Dempsey has decided to shine a light on the incident in the hope it will help stamp out racism.

“My family and I are deeply upset,” Dempsey said.

“People need to understand players are human and we have feelings. There is no place for racism in our society and in our game.

“This shouldn’t be happening in this day and age.”

Dempsey acknowledged he received an apology from the offender and the comment was removed.

“People need to take responsibility for their actions,” Dempsey said.

“It’s all very well to hide behind social media but the pain of a comment like that lasts long after it has been deleted.

“I felt I needed to take a stand. It’s important for people to understand that their actions have consequences.

“As players we can accept feedback after we’ve had a poor game, it comes with the territory.
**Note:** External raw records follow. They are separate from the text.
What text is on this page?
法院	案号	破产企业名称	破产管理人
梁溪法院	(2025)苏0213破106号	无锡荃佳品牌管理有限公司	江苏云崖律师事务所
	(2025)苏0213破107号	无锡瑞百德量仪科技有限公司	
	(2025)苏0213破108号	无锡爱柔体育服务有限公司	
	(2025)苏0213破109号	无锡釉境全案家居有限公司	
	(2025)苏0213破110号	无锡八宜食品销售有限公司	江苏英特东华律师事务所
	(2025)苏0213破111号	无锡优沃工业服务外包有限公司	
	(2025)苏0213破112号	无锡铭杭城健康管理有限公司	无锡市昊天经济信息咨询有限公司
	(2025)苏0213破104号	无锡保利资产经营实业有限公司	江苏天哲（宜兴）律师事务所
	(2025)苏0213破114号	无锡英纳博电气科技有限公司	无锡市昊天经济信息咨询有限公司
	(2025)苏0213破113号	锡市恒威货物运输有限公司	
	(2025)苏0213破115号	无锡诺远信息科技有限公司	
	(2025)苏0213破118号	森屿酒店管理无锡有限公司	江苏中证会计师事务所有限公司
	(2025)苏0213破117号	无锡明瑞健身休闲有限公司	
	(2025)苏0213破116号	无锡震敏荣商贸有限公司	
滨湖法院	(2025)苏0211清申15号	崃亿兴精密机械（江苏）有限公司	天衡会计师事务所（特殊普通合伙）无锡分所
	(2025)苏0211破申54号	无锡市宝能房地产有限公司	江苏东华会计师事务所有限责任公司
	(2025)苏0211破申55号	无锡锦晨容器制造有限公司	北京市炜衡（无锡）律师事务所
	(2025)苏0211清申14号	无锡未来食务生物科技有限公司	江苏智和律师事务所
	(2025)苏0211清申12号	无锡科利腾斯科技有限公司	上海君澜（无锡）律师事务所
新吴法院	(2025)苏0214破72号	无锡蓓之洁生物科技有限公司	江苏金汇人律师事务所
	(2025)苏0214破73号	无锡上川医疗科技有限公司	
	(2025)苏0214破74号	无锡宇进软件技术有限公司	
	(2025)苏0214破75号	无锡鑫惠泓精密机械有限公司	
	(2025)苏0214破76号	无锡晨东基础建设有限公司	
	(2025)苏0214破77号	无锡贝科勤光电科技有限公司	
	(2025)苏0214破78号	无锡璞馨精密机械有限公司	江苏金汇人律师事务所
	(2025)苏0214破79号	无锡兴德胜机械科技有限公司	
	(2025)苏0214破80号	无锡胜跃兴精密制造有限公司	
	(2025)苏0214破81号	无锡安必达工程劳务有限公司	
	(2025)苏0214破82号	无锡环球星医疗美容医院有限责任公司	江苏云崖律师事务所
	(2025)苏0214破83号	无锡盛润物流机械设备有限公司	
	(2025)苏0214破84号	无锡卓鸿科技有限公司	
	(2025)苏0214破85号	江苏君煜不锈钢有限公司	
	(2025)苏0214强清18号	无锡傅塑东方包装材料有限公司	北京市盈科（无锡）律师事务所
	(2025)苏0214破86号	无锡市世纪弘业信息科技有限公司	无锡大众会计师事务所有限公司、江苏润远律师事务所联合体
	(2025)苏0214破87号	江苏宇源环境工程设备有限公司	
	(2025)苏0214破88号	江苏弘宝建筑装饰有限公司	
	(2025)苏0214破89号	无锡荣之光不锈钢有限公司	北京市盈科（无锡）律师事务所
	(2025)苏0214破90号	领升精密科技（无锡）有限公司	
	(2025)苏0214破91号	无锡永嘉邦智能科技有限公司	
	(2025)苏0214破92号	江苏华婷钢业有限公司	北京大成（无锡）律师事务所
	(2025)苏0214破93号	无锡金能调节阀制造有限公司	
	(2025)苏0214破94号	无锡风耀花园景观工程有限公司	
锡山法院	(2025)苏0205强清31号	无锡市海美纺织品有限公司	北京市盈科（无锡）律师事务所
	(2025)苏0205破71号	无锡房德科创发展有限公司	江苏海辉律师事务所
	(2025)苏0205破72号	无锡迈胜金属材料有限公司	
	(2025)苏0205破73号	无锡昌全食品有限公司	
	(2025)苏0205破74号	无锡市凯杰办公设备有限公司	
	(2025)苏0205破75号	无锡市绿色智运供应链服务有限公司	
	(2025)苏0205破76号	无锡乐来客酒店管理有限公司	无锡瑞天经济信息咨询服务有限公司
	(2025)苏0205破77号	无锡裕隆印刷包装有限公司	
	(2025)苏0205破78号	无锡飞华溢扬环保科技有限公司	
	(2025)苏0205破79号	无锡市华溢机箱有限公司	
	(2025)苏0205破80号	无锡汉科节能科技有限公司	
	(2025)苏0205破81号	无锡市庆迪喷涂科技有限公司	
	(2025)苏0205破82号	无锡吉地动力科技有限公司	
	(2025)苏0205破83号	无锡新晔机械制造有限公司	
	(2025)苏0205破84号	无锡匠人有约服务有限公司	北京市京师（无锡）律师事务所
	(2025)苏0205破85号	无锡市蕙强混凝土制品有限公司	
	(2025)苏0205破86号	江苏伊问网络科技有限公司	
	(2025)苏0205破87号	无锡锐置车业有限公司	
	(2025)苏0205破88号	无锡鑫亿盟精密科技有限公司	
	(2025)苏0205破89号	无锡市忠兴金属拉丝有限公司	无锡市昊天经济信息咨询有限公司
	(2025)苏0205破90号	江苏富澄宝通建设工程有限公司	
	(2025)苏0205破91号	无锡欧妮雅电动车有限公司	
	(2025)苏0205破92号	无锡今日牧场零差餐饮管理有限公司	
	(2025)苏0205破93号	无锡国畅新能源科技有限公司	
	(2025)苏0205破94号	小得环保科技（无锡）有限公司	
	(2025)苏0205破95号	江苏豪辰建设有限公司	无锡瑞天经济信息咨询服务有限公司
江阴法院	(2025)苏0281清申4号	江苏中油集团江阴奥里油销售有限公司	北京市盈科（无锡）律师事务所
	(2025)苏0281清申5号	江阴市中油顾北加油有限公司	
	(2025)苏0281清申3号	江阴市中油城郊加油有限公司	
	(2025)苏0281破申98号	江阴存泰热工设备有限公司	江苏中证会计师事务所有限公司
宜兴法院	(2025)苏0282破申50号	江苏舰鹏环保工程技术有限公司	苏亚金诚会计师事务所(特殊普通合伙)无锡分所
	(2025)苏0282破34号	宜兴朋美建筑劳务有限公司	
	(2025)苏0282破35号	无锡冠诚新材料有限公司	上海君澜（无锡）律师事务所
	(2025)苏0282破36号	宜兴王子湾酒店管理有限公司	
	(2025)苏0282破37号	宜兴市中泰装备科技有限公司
But we shouldn’t, and won’t, tolerate abuse that attacks our race, sexuality or mental health.”

CEO Xavier Campbell said the Club fully supports Courtenay’s decision to take a stand.

“As a Club and an industry we have a long history of educating the community about acceptance and tolerance, so to read the offensive and hurtful material on Courtenay’s social media account is incredibly disappointing and frustrating,” Campbell said.

“People need to understand cyber bullying is a crime in Victoria and when you decide to post offensive comments on social media you will be held to account.

“We understand Victoria Police has contacted Courtenay and the Club will fully support him if he chooses to take this matter further.”

The Long Walk Chairperson, Leanne Brooke, was disheartened to read the comments directed at Courtenay who has been a strong advocate for the Indigenous charity.

“I’m very saddened that there are still ignorant people out there hurling racial abuse. There is no place for racism in any sporting arena,” Brooke said.

“The racist comment on Courtenay‘s Instagram account highlights the lack of awareness regarding Indigenous people and the issues impacting Indigenous communities.”

Ms Brooke also added the comment relating to suicide was callous given that current suicide rates for Aboriginal men are 40% higher than that of non Aboriginal males.

“Knowledge is power and Courtenay will continue to work with The Long walk in educating Australians to build a sense of social conscience and create social change.”